The 100 Mile Nordic Ski Society has been making a lot of improvements to its trails and facilities thanks to some grants and some hard-working volunteers.
The 100 Mile Nordics have been very busy improving trails, installing trail signage, making some improvements to the lodge and getting geared up with new ski rental equipment, says society registrar Kathleen Rottluff.
She notes the Ministry of Forests, Lands and Natural Resource Operations and its Recreation Sites and Trails Division worked with the Nordics during the past two years on developing new signage for both the ski and snowshoe trails.
Recreation Sites and Trail has provided and installed signage on most of our trails and just this week installed a sign kiosk just outside the lodge with an overall updated sign of all the trails, Rottluff adds.
“The District of 100 Mile House and the Cariboo Regional District has been very supportive of the 100 Mile Nordics, granting us a total of $4,000 from their 2015/16 Grant In Aid program.”
This funding will go towards new grooming equipment, she says.
In July 2015, the Nordics were successful in a grant application submitted to Western Economic Diversification under their Canada 150 Program and the society was approved for up to $20,515 matching funds to develop and improve around 12 kilometres of new trail, Rottluff explains.
“This trail work was completed this fall under budget with the club contributing around $18,000 and Western Economic Diversification matching our project costs with around $18,000.”
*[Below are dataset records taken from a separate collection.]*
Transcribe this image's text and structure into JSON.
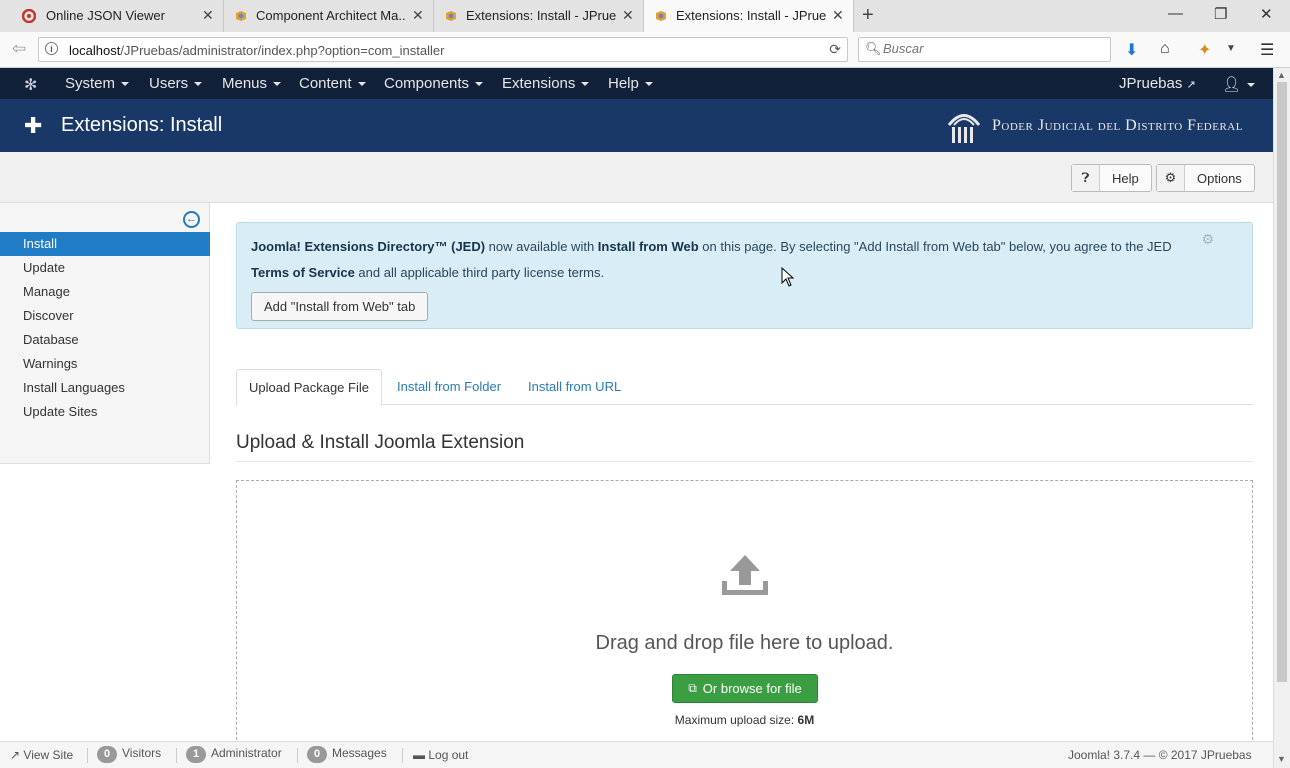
{
  "browser": {
    "tabs": [
      {
        "title": "Online JSON Viewer",
        "icon": "json-viewer-icon",
        "active": false
      },
      {
        "title": "Component Architect Ma...",
        "icon": "joomla-icon",
        "active": false
      },
      {
        "title": "Extensions: Install - JPrueb...",
        "icon": "joomla-icon",
        "active": false
      },
      {
        "title": "Extensions: Install - JPrueb...",
        "icon": "joomla-icon",
        "active": true
      }
    ],
    "url_host": "localhost",
    "url_path": "/JPruebas/administrator/index.php?option=com_installer",
    "search_placeholder": "Buscar"
  },
  "joomla": {
    "menu": [
      {
        "label": "System"
      },
      {
        "label": "Users"
      },
      {
        "label": "Menus"
      },
      {
        "label": "Content"
      },
      {
        "label": "Components"
      },
      {
        "label": "Extensions"
      },
      {
        "label": "Help"
      }
    ],
    "site_link": "JPruebas",
    "page_title": "Extensions: Install",
    "brand": "Poder Judicial del Distrito Federal",
    "toolbar": {
      "help": "Help",
      "options": "Options"
    },
    "sidebar": [
      {
        "label": "Install",
        "active": true
      },
      {
        "label": "Update",
        "active": false
      },
      {
        "label": "Manage",
        "active": false
      },
      {
        "label": "Discover",
        "active": false
      },
      {
        "label": "Database",
        "active": false
      },
      {
        "label": "Warnings",
        "active": false
      },
      {
        "label": "Install Languages",
        "active": false
      },
      {
        "label": "Update Sites",
        "active": false
      }
    ],
    "alert": {
      "jed": "Joomla! Extensions Directory™ (JED)",
      "t1": " now available with ",
      "install_from_web": "Install from Web",
      "t2": " on this page. By selecting \"Add Install from Web tab\" below, you agree to the JED ",
      "terms": "Terms of Service",
      "t3": " and all applicable third party license terms.",
      "button": "Add \"Install from Web\" tab"
    },
    "tabs": [
      {
        "label": "Upload Package File",
        "active": true
      },
      {
        "label": "Install from Folder",
        "active": false
      },
      {
        "label": "Install from URL",
        "active": false
      }
    ],
    "section_title": "Upload & Install Joomla Extension",
    "dropzone": {
      "text": "Drag and drop file here to upload.",
      "browse": "Or browse for file",
      "max_label": "Maximum upload size: ",
      "max_value": "6M"
    },
    "status": {
      "view_site": "View Site",
      "visitors_count": "0",
      "visitors": "Visitors",
      "admin_count": "1",
      "admin": "Administrator",
      "messages_count": "0",
      "messages": "Messages",
      "logout": "Log out",
      "version": "Joomla! 3.7.4 — © 2017 JPruebas"
    }
  },
  "colors": {
    "nav_bg": "#12213a",
    "header_bg": "#1a3867",
    "sidebar_active": "#1f7cc5",
    "alert_bg": "#d9edf7",
    "browse_btn": "#3c9e43",
    "link": "#2a7ab6"
  }
}
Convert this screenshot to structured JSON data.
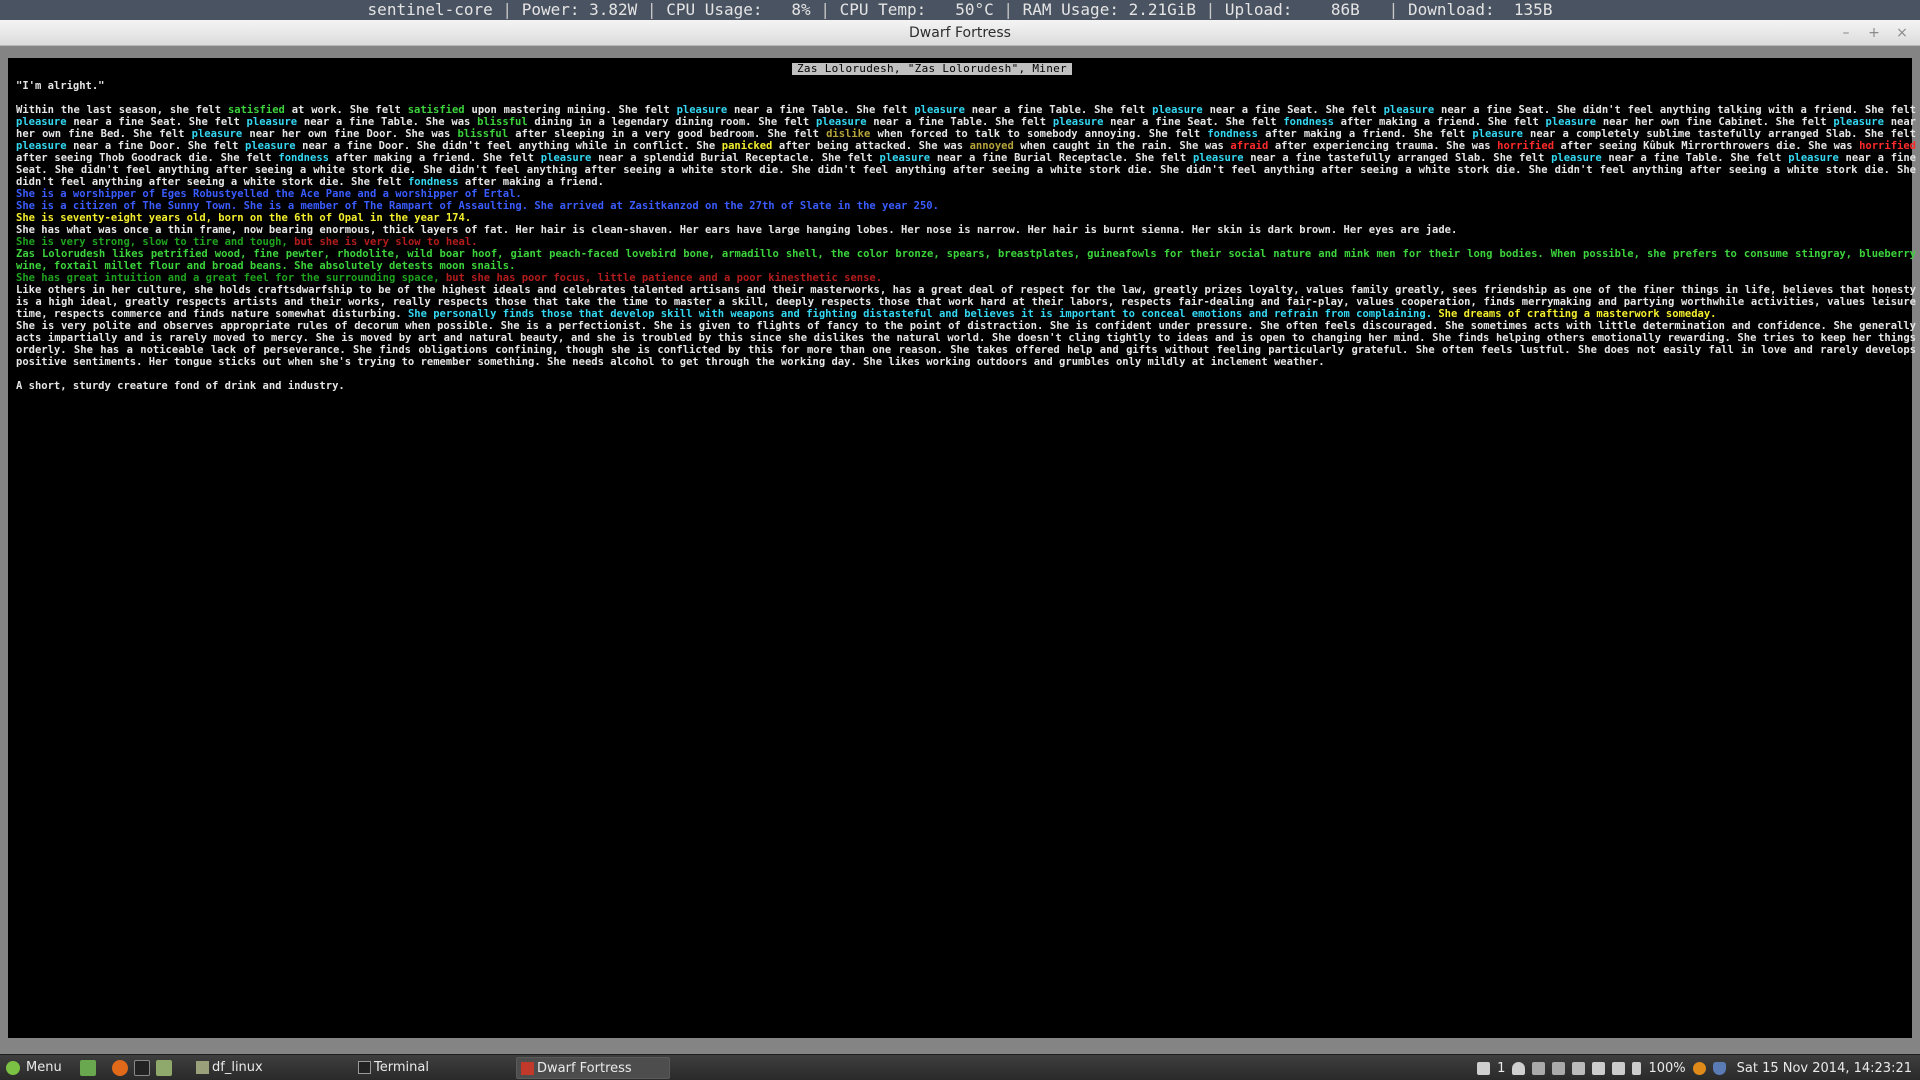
{
  "status_bar": {
    "host": "sentinel-core",
    "power": "Power: 3.82W",
    "cpu_usage": "CPU Usage:   8%",
    "cpu_temp": "CPU Temp:   50°C",
    "ram": "RAM Usage: 2.21GiB",
    "upload": "Upload:    86B",
    "download": "Download:  135B"
  },
  "window": {
    "title": "Dwarf Fortress",
    "controls": [
      "–",
      "+",
      "×"
    ]
  },
  "game": {
    "header": "Zas Lolorudesh, \"Zas Lolorudesh\", Miner",
    "quote": "\"I'm alright.\"",
    "thoughts": [
      {
        "t": "Within the last season,  she felt "
      },
      {
        "t": "satisfied",
        "c": "g"
      },
      {
        "t": " at work. She felt  "
      },
      {
        "t": "satisfied",
        "c": "g"
      },
      {
        "t": " upon mastering mining. She felt "
      },
      {
        "t": "pleasure",
        "c": "c"
      },
      {
        "t": " near a fine Table. She felt "
      },
      {
        "t": "pleasure",
        "c": "c"
      },
      {
        "t": " near a fine Table. She felt "
      },
      {
        "t": "pleasure",
        "c": "c"
      },
      {
        "t": "  near a fine Seat. She felt "
      },
      {
        "t": "pleasure",
        "c": "c"
      },
      {
        "t": " near a fine Seat. She didn't feel  anything talking with a friend. She felt  "
      },
      {
        "t": "pleasure",
        "c": "c"
      },
      {
        "t": " near a fine Seat. She felt "
      },
      {
        "t": "pleasure",
        "c": "c"
      },
      {
        "t": " near a fine Table. She was "
      },
      {
        "t": "blissful",
        "c": "g"
      },
      {
        "t": " dining in a legendary dining room.  She felt "
      },
      {
        "t": "pleasure",
        "c": "c"
      },
      {
        "t": " near a fine Table. She felt "
      },
      {
        "t": "pleasure",
        "c": "c"
      },
      {
        "t": " near a fine Seat.  She felt "
      },
      {
        "t": "fondness",
        "c": "c"
      },
      {
        "t": " after making a friend.  She felt "
      },
      {
        "t": "pleasure",
        "c": "c"
      },
      {
        "t": " near her own fine Cabinet. She felt "
      },
      {
        "t": "pleasure",
        "c": "c"
      },
      {
        "t": " near her own fine Bed. She felt "
      },
      {
        "t": "pleasure",
        "c": "c"
      },
      {
        "t": " near her own fine  Door. She was "
      },
      {
        "t": "blissful",
        "c": "g"
      },
      {
        "t": " after sleeping in a very good bedroom. She felt "
      },
      {
        "t": "dislike",
        "c": "o"
      },
      {
        "t": "  when forced to talk to somebody  annoying. She felt "
      },
      {
        "t": "fondness",
        "c": "c"
      },
      {
        "t": " after making a friend. She felt "
      },
      {
        "t": "pleasure",
        "c": "c"
      },
      {
        "t": " near  a completely sublime tastefully arranged Slab. She  felt "
      },
      {
        "t": "pleasure",
        "c": "c"
      },
      {
        "t": " near a fine Door. She felt "
      },
      {
        "t": "pleasure",
        "c": "c"
      },
      {
        "t": " near a fine Door. She didn't feel anything while in conflict. She "
      },
      {
        "t": "panicked",
        "c": "y"
      },
      {
        "t": " after being attacked. She was "
      },
      {
        "t": "annoyed",
        "c": "o"
      },
      {
        "t": " when caught in the rain. She was "
      },
      {
        "t": "afraid",
        "c": "r"
      },
      {
        "t": " after experiencing trauma. She was "
      },
      {
        "t": "horrified",
        "c": "r"
      },
      {
        "t": " after seeing Kûbuk Mirrorthrowers die. She was "
      },
      {
        "t": "horrified",
        "c": "r"
      },
      {
        "t": " after  seeing Thob Goodrack die. She felt  "
      },
      {
        "t": "fondness",
        "c": "c"
      },
      {
        "t": " after making a friend. She felt "
      },
      {
        "t": "pleasure",
        "c": "c"
      },
      {
        "t": " near a splendid Burial Receptacle. She felt "
      },
      {
        "t": "pleasure",
        "c": "c"
      },
      {
        "t": " near a fine  Burial Receptacle. She felt "
      },
      {
        "t": "pleasure",
        "c": "c"
      },
      {
        "t": " near a fine tastefully arranged Slab. She felt  "
      },
      {
        "t": "pleasure",
        "c": "c"
      },
      {
        "t": " near a fine Table. She  felt "
      },
      {
        "t": "pleasure",
        "c": "c"
      },
      {
        "t": " near a fine Seat. She didn't feel anything after seeing a  white stork die. She didn't feel anything after  seeing a white stork die. She didn't feel anything after seeing a white stork die. She didn't feel anything after seeing a white stork die. She didn't feel anything after seeing a white stork die. She didn't feel anything after seeing a white stork die. She felt "
      },
      {
        "t": "fondness",
        "c": "c"
      },
      {
        "t": " after making a friend."
      }
    ],
    "worship": "She is a worshipper of Eges Robustyelled the Ace Pane and a worshipper of Ertal.",
    "citizen": "She is a citizen of The Sunny Town. She is a member of The Rampart of Assaulting. She arrived at Zasitkanzod on the 27th of Slate in the year 250.",
    "age": "She is seventy-eight years old, born on the 6th of Opal in the year 174.",
    "appearance": "She has what was once a thin frame, now bearing enormous, thick layers of fat. Her hair is clean-shaven. Her ears have large hanging lobes. Her nose is narrow. Her hair is burnt sienna. Her skin is dark brown. Her eyes are jade.",
    "physical": [
      {
        "t": "She is very strong, slow to tire and tough, ",
        "c": "gr"
      },
      {
        "t": "but she is very slow to heal.",
        "c": "dr"
      }
    ],
    "likes": "Zas Lolorudesh likes  petrified wood, fine pewter, rhodolite,  wild boar hoof, giant peach-faced  lovebird bone, armadillo shell, the color  bronze, spears, breastplates, guineafowls for their  social nature and mink men  for their long bodies. When possible, she prefers to consume stingray, blueberry wine, foxtail millet flour and broad beans. She absolutely detests moon snails.",
    "mental": [
      {
        "t": "She has great intuition and a great feel for the surrounding space, ",
        "c": "gr"
      },
      {
        "t": "but she has poor focus, little patience and a poor kinesthetic sense.",
        "c": "dr"
      }
    ],
    "values": [
      {
        "t": "Like others in her  culture, she holds craftsdwarfship  to  be of the highest ideals and celebrates talented artisans and their masterworks,  has a great deal of respect for  the law, greatly prizes loyalty, values  family greatly, sees friendship as one of  the finer things in life, believes  that honesty is a high ideal, greatly respects artists and their works, really respects those that take the time to master  a skill, deeply respects those that work hard at their labors, respects fair-dealing and fair-play, values cooperation, finds merrymaking and partying worthwhile activities, values leisure time, respects commerce and finds nature somewhat  disturbing. ",
        "c": "w"
      },
      {
        "t": "She personally finds those that develop skill with weapons and fighting distasteful and believes it is important to conceal emotions and refrain from complaining.",
        "c": "c"
      },
      {
        "t": " She dreams of crafting a masterwork someday.",
        "c": "y"
      }
    ],
    "personality": "She is very polite  and observes appropriate rules of  decorum  when possible.  She is a  perfectionist. She is given to flights of  fancy to the point of distraction. She  is confident under pressure. She  often  feels discouraged. She sometimes acts with little determination and confidence. She generally acts impartially and is rarely moved to mercy. She is moved by art and natural beauty, and she is troubled by  this since she dislikes the natural world. She doesn't cling tightly to ideas  and is open to changing her  mind. She finds helping others emotionally rewarding. She tries to keep her  things orderly. She has a noticeable lack  of perseverance. She finds obligations confining, though she is conflicted by this for  more than one reason. She  takes offered help and gifts without feeling particularly grateful. She often feels lustful. She does not easily fall in  love and rarely develops positive sentiments. Her tongue sticks out when she's trying to remember something. She needs alcohol to get through the working day. She likes working outdoors and grumbles only mildly at inclement weather.",
    "description": "A short, sturdy creature fond of drink and industry."
  },
  "taskbar": {
    "menu_label": "Menu",
    "windows": [
      {
        "label": "df_linux",
        "icon": "folder-icon"
      },
      {
        "label": "Terminal",
        "icon": "terminal-icon"
      },
      {
        "label": "Dwarf Fortress",
        "icon": "dwarf-fortress-icon"
      }
    ],
    "tray": {
      "notification_count": "1",
      "battery": "100%",
      "datetime": "Sat 15 Nov 2014, 14:23:21"
    }
  },
  "colors": {
    "green": "#3cd33c",
    "cyan": "#34d8f2",
    "yellow": "#f3ee2e",
    "red": "#ff2a2a",
    "blue": "#3a5cff"
  }
}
In July 2016, the 100 Mile Nordics were successful in a grant application submitted to Northern Development Initiative Trust under their Community Halls and Recreation Facilities Program.
The grant will provide 70 per cent ($27,000) of the program cost for the following:
• New grooming equipment;
• New flooring for the lodge;
• Supplies to finish the interior of the new grooming shop;
• New ski rental equipment for children and youth (approximately 36 sets); and
• New snowshoe rental equipment.
Longtime member of the 100 Mile Nordics Barb Matfin is ecstatic about the new ski rental equipment for children and youth.
Noting there are poverty issues in the South Cariboo, Matfin says having the equipment will allow the club to rent it free to children and youth who might not otherwise be able to enjoy cross-country skiing.
The 100 Mile Nordics recognize the inequities in our society, especially as they relate to children, she explains.
“We want to be inclusive of all children, and to that aim, we are not charging the children and youth for our Ski S’Kool program.
Matfin says this means children and youth are receiving free rental equipment, free ski passes and free coaching.
“We are not embarking on this project as a fundraiser, she explains.
“We want more families to enjoy our great facilities, and to realize cross-country skiing is a low-cost outdoor sport that the entire family can participate in together.”
The 100 Mile Nordic Ski Society is a volunteer run, community based and not-for- profit organization (Est. 1977) that encourages healthy and active living through competitive and recreational cross-country skiing and snowshoeing.
The society is a registered member of Cross Country BC, a division of Cross Country Canada.
The Nordics maintain more than 50 kilometres of cross-country ski and snowshoe trails, provide and maintain a full functioning day lodge, open 9 a.m.-3 p.m. daily (except for Christmas day) during ski season.
As soon as there is enough snow to ski that’s when ski season begins.
Once open, the lodge provides adult and children ski rentals, snowshoe rentals, day and season ski and snowshoe passes, hot soup, coffee and snacks.
“Tell everyone to come on up and check us out once things are looking white,” says Rottluff.